I wonder how many people worried about being infected by ebola have been vaccinated against the flu they're much more likely to catch?Gabriel Bell wrote at Vocativ:
While worldwide it's a true threat (the WHO just called it "the most severe, acute health emergency seen in modern times"), Ebola has yet to pose the same kind of danger in the States. Indeed, in the larger scheme of deadly diseases in the U.S., Ebola not only is a newcomer, it's almost statistically nonexistent. While it has the power to spread, kill, and scare, it remains so highly monitored, so highly controlled, that the chance of you or someone you know contracting and dying of it is next to nil (at least for the moment).Jon Stewart went after news outlets going crazy over Ebola on "The Daily Show" Tuesday night, and yet the media won't stop the fear-mongering reports. Even the new host of NBC's "Meet The Press," Chuck Todd, tweeted Wednesday evening:
Getting the third degree from my 7 and 10yo about Ebola and my travels. Clearly the fear has gone viral and is a topic in school.Yes, Chuck, that's because you and your colleagues across the media spectrum keep playing it up like there's an Ebola plague in the US when there isn't!
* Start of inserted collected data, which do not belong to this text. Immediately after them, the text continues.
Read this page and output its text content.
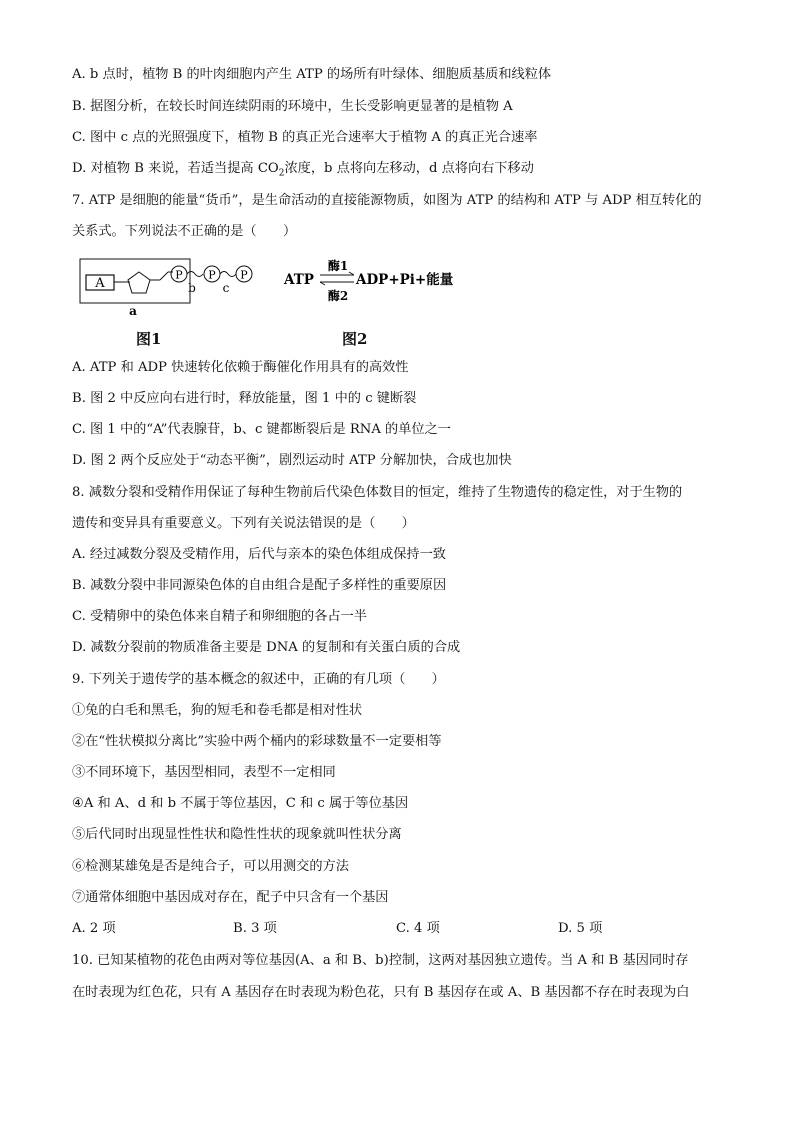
A. b 点时，植物 B 的叶肉细胞内产生 ATP 的场所有叶绿体、细胞质基质和线粒体
B. 据图分析，在较长时间连续阴雨的环境中，生长受影响更显著的是植物 A
C. 图中 c 点的光照强度下，植物 B 的真正光合速率大于植物 A 的真正光合速率
D. 对植物 B 来说，若适当提高 $CO_2$浓度，b 点将向左移动，d 点将向右下移动
7. ATP 是细胞的能量“货币”，是生命活动的直接能源物质，如图为 ATP 的结构和 ATP 与 ADP 相互转化的
关系式。下列说法不正确的是（　　）
A
P
b
P
c
P
a
图1
ATP
酶1
酶2
ADP+Pi+能量
图2
A. ATP 和 ADP 快速转化依赖于酶催化作用具有的高效性
B. 图 2 中反应向右进行时，释放能量，图 1 中的 c 键断裂
C. 图 1 中的“A”代表腺苷，b、c 键都断裂后是 RNA 的单位之一
D. 图 2 两个反应处于“动态平衡”，剧烈运动时 ATP 分解加快，合成也加快
8. 减数分裂和受精作用保证了每种生物前后代染色体数目的恒定，维持了生物遗传的稳定性，对于生物的
遗传和变异具有重要意义。下列有关说法错误的是（　　）
A. 经过减数分裂及受精作用，后代与亲本的染色体组成保持一致
B. 减数分裂中非同源染色体的自由组合是配子多样性的重要原因
C. 受精卵中的染色体来自精子和卵细胞的各占一半
D. 减数分裂前的物质准备主要是 DNA 的复制和有关蛋白质的合成
9. 下列关于遗传学的基本概念的叙述中，正确的有几项（　　）
①兔的白毛和黑毛，狗的短毛和卷毛都是相对性状
②在“性状模拟分离比”实验中两个桶内的彩球数量不一定要相等
③不同环境下，基因型相同，表型不一定相同
④A 和 A、d 和 b 不属于等位基因，C 和 c 属于等位基因
⑤后代同时出现显性性状和隐性性状的现象就叫性状分离
⑥检测某雄兔是否是纯合子，可以用测交的方法
⑦通常体细胞中基因成对存在，配子中只含有一个基因
A. 2 项	B. 3 项	C. 4 项	D. 5 项
10. 已知某植物的花色由两对等位基因(A、a 和 B、b)控制，这两对基因独立遗传。当 A 和 B 基因同时存
在时表现为红色花，只有 A 基因存在时表现为粉色花，只有 B 基因存在或 A、B 基因都不存在时表现为白
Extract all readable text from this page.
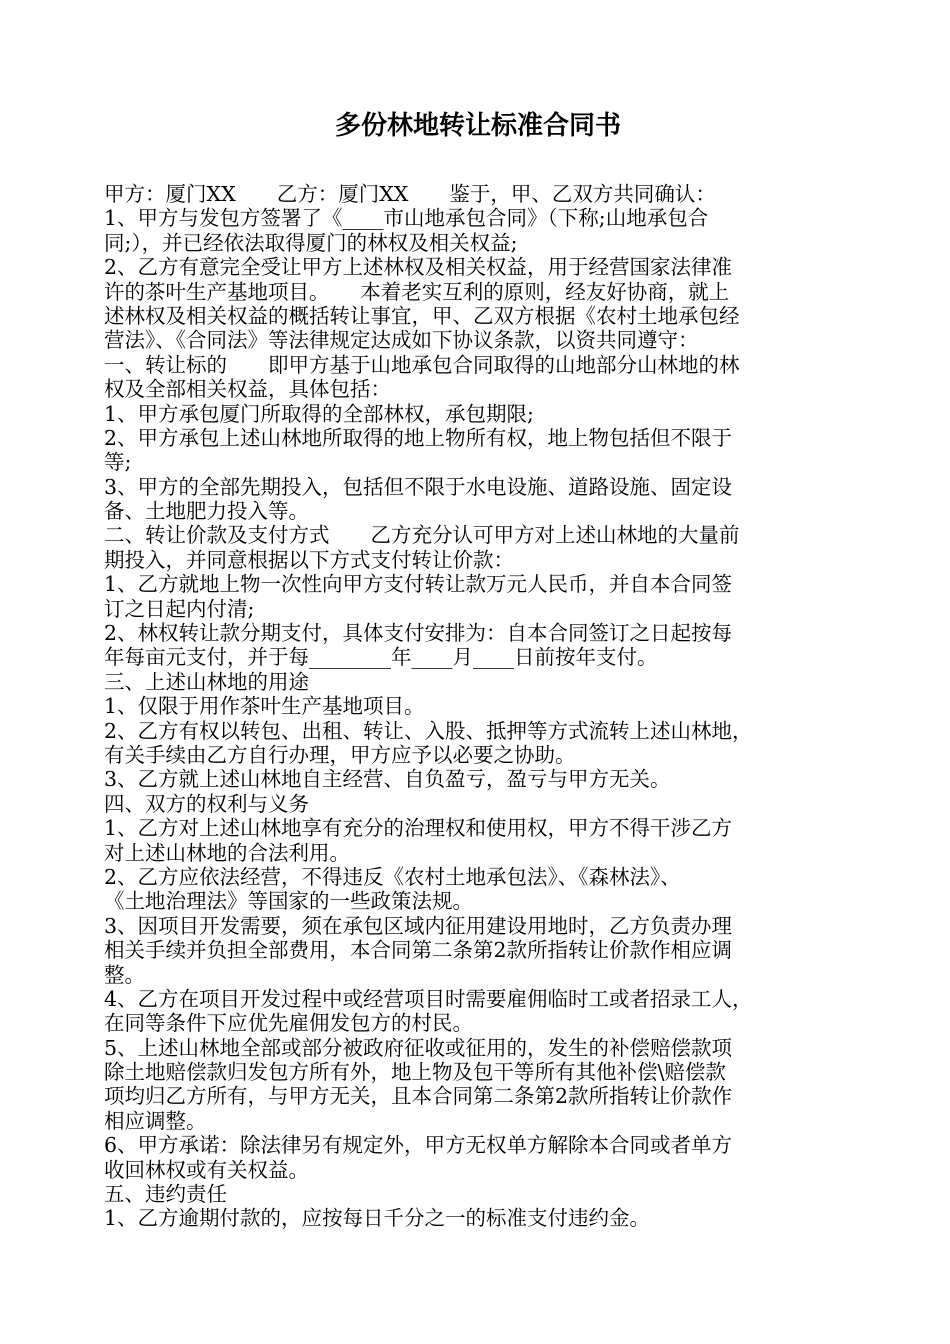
多份林地转让标准合同书
甲方：厦门XX　　乙方：厦门XX　　鉴于，甲、乙双方共同确认：
1、甲方与发包方签署了《____市山地承包合同》（下称;山地承包合
同;），并已经依法取得厦门的林权及相关权益;
2、乙方有意完全受让甲方上述林权及相关权益，用于经营国家法律准
许的茶叶生产基地项目。　　本着老实互利的原则，经友好协商，就上
述林权及相关权益的概括转让事宜，甲、乙双方根据《农村土地承包经
营法》、《合同法》等法律规定达成如下协议条款，以资共同遵守：
一、转让标的　　即甲方基于山地承包合同取得的山地部分山林地的林
权及全部相关权益，具体包括：
1、甲方承包厦门所取得的全部林权，承包期限;
2、甲方承包上述山林地所取得的地上物所有权，地上物包括但不限于
等;
3、甲方的全部先期投入，包括但不限于水电设施、道路设施、固定设
备、土地肥力投入等。
二、转让价款及支付方式　　乙方充分认可甲方对上述山林地的大量前
期投入，并同意根据以下方式支付转让价款：
1、乙方就地上物一次性向甲方支付转让款万元人民币，并自本合同签
订之日起内付清;
2、林权转让款分期支付，具体支付安排为：自本合同签订之日起按每
年每亩元支付，并于每________年____月____日前按年支付。
三、上述山林地的用途
1、仅限于用作茶叶生产基地项目。
2、乙方有权以转包、出租、转让、入股、抵押等方式流转上述山林地，
有关手续由乙方自行办理，甲方应予以必要之协助。
3、乙方就上述山林地自主经营、自负盈亏，盈亏与甲方无关。
四、双方的权利与义务
1、乙方对上述山林地享有充分的治理权和使用权，甲方不得干涉乙方
对上述山林地的合法利用。
2、乙方应依法经营，不得违反《农村土地承包法》、《森林法》、
《土地治理法》等国家的一些政策法规。
3、因项目开发需要，须在承包区域内征用建设用地时，乙方负责办理
相关手续并负担全部费用，本合同第二条第2款所指转让价款作相应调
整。
4、乙方在项目开发过程中或经营项目时需要雇佣临时工或者招录工人，
在同等条件下应优先雇佣发包方的村民。
5、上述山林地全部或部分被政府征收或征用的，发生的补偿赔偿款项
除土地赔偿款归发包方所有外，地上物及包干等所有其他补偿\赔偿款
项均归乙方所有，与甲方无关，且本合同第二条第2款所指转让价款作
相应调整。
6、甲方承诺：除法律另有规定外，甲方无权单方解除本合同或者单方
收回林权或有关权益。
五、违约责任
1、乙方逾期付款的，应按每日千分之一的标准支付违约金。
While thousands of Africans have died and will continue to die from the disease (a story that you've been abandoned because the victims are on another continent), Ebola has killed exactly one person here, out of a population of some 320 million. Meanwhile, thirty thousand more Americans will be killed by guns this year than by Ebola, not to mention cigarette smoking, unsafe sex, and salmonella -- but where's that wall-to-wall coverage?